Nachdem alle diesen Antrag vernommen hatten, ging es zügig und ohne Komplikationen nach der Tagesordnung weiter. Als erstes informierte Vizepräsident Wirtschaft und Finanzen die Teilnehmer über den Jahresabschluss 2014 und den Haushaltsentwurf 2015. Wohl noch unter dem "Schock" des o.g. Antrags auf eine außerordentliche MV, die ja eigentlich erwartet worden ist, gab es keine inhaltlichen Fragen zu den weiteren Berichten.
Ein Kassenprüfer stellt nun den Antrag auf Entlastung des Präsidiums. En bloc sind alle Präsidiumsmitglieder entlastet worden (!). Es gab lediglich vier Enthaltungen. Alles Weitere wurde, wie man so schön sagt, durchgewunken. Gegen 11.30 Uhr war die MV zu Ende.
Für mich war es eine denkwürdige Versammlung.
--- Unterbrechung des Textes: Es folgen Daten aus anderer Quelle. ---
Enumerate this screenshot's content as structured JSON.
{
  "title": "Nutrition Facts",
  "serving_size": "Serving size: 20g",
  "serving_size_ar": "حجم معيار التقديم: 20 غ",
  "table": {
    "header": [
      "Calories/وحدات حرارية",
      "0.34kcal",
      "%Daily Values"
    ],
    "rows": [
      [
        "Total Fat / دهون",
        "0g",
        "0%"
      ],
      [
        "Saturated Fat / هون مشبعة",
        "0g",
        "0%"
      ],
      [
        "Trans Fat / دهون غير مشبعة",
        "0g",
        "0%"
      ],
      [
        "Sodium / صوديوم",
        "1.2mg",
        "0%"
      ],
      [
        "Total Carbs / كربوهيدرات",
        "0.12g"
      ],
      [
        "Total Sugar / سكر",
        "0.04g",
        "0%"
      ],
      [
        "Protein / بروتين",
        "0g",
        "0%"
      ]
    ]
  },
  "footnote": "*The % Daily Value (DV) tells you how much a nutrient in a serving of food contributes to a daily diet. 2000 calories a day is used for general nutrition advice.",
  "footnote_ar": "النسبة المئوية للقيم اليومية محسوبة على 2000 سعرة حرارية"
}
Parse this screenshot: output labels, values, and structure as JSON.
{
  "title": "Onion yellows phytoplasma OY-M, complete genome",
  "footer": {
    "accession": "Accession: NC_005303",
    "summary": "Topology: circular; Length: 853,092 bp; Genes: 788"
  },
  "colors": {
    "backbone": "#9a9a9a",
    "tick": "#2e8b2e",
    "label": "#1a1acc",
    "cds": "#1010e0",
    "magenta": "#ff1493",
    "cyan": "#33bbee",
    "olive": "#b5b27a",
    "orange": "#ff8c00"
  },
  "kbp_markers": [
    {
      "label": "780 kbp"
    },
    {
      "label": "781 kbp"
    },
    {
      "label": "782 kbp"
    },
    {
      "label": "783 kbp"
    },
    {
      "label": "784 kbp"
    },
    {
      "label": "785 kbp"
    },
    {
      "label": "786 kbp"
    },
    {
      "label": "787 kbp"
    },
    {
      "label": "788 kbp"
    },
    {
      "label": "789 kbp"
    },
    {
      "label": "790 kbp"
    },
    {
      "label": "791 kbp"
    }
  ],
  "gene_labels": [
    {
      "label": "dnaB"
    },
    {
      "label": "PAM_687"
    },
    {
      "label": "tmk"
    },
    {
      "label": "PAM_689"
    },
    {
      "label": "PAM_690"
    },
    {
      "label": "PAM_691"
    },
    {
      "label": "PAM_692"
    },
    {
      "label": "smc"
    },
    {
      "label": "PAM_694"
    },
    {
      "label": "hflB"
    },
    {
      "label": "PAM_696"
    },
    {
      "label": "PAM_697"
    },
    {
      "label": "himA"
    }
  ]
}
Die Verantwortlichen zeigten, dass es wichtig ist, in schwierigen Situationen Flagge zu zeigen, offen in die Diskussionen zu gehen, sich auf das Ziel des organsierten Taekwondo-Sports in Deutschland und darüber hinaus auszurichten und wieder das Miteinander in den Vordergrund zu stellen!